This is a rare slowly progressive inherited retinal disease. The retina is the tissue lining the inside of the eye in which the rods and cones are located. These cells respond to light and carry the responses to the brain in the first step in seeing. A large number of diseases cause to damage to these rods and cones which usually results in damaged vision.
This condition is likely congenital (at birth or before) in onset but is not always symptomatic. A child with vision problems at three months of age has been reported but others live to adulthood without vision problems. The pigmentary changes in the retina are progressive but in spite of this many middle aged adults retain normal or near normal vision. An unusual number of individuals with this disorder are farsighted and strabismus of the eyes (crossing of the eyes) may be present. Unlike many other conditions such as retinitis pigmentosa with pigmentary changes, night blindness is not a symptom in this disorder. However, side vision is often progressively constricted.

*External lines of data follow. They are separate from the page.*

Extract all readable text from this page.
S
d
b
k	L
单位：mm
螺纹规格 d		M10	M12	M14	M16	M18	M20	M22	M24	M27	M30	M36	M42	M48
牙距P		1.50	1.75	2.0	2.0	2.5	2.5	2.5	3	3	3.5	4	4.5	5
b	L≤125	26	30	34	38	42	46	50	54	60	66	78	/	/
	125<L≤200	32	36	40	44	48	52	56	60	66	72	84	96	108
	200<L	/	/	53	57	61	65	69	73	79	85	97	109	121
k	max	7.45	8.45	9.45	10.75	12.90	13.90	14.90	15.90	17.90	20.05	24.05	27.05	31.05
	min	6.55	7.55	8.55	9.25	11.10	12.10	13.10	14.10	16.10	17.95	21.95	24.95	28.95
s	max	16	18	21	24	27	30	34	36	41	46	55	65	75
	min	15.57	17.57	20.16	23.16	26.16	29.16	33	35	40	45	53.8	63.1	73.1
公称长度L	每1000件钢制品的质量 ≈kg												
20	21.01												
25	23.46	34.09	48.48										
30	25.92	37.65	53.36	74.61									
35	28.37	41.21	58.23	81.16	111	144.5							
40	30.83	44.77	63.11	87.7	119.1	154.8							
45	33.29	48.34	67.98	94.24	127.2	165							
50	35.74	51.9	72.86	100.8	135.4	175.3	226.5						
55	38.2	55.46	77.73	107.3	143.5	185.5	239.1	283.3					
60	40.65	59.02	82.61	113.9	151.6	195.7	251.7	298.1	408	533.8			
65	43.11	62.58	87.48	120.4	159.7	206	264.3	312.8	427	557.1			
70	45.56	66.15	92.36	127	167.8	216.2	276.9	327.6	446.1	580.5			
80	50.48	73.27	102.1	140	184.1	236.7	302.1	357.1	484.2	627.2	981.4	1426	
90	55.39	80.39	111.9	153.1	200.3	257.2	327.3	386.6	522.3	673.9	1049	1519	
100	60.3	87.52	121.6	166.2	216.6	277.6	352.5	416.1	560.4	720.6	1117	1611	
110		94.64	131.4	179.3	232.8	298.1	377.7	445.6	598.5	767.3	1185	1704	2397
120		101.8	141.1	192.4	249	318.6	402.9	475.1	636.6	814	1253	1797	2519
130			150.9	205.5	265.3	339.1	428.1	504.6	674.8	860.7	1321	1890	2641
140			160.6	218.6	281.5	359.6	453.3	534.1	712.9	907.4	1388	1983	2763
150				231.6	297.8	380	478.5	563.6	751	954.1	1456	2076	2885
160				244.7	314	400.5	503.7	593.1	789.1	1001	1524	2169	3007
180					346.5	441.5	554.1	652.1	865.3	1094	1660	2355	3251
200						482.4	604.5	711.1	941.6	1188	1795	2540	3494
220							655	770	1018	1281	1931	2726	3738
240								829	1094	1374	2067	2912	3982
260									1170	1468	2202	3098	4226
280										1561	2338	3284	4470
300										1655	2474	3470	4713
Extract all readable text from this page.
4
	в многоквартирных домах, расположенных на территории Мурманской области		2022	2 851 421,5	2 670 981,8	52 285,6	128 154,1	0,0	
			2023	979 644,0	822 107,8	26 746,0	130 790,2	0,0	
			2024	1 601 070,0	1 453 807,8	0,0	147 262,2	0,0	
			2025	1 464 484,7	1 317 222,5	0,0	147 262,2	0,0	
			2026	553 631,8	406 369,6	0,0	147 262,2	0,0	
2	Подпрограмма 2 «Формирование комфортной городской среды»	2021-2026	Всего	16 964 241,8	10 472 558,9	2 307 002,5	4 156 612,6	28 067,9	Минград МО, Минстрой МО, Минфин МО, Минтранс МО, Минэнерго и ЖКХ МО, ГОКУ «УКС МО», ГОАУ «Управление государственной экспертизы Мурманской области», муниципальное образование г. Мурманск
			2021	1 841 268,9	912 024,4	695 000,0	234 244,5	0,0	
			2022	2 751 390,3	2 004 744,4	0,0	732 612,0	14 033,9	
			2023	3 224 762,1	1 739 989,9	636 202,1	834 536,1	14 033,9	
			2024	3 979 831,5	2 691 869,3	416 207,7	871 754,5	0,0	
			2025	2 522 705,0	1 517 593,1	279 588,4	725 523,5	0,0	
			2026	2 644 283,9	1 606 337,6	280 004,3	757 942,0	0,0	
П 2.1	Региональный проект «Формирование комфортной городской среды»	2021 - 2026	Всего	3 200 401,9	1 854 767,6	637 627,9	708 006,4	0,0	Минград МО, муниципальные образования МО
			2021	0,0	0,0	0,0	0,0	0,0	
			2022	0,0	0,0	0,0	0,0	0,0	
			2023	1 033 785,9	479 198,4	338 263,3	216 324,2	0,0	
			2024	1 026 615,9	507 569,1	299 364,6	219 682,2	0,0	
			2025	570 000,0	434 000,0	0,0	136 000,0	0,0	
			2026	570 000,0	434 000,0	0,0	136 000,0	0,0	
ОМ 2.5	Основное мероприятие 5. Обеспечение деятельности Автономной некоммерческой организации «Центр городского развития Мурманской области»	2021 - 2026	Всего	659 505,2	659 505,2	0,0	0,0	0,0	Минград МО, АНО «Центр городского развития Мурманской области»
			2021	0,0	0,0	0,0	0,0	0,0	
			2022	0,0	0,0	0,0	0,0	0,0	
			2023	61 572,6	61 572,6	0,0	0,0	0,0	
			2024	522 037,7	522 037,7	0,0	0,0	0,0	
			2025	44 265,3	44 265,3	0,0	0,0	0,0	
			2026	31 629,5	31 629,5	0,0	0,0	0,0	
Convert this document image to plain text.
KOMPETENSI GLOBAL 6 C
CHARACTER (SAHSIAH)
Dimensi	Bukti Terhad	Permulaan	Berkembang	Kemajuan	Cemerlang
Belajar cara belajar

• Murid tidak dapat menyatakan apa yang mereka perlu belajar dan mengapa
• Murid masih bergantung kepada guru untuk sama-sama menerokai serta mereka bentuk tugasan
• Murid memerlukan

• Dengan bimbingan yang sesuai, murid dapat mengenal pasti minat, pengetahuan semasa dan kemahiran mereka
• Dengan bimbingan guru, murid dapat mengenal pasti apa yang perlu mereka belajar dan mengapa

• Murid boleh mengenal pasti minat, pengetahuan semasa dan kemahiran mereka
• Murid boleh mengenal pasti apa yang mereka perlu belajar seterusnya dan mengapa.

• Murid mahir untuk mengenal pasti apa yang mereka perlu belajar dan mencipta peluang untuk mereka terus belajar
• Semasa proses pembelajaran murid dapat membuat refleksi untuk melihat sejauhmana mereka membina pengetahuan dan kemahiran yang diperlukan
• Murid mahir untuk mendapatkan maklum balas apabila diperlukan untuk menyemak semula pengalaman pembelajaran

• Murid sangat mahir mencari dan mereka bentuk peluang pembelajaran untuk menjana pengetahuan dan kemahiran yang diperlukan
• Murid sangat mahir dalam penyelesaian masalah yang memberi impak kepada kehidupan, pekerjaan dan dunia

This disorder is caused by a change (mutation) in a gene and is transmitted in an autosomal dominant pattern. Therefore, a parent with this disorder can expect that each of his or her children has a 50% chance of inheriting the same condition.
The diagnosis is most likely made by an ophthalmologist based on examination of the retina. There is no specific test that is diagnostic.
No systemic disease is present and no specific treatment is available. However, low vision aids can be helpful in selected individuals.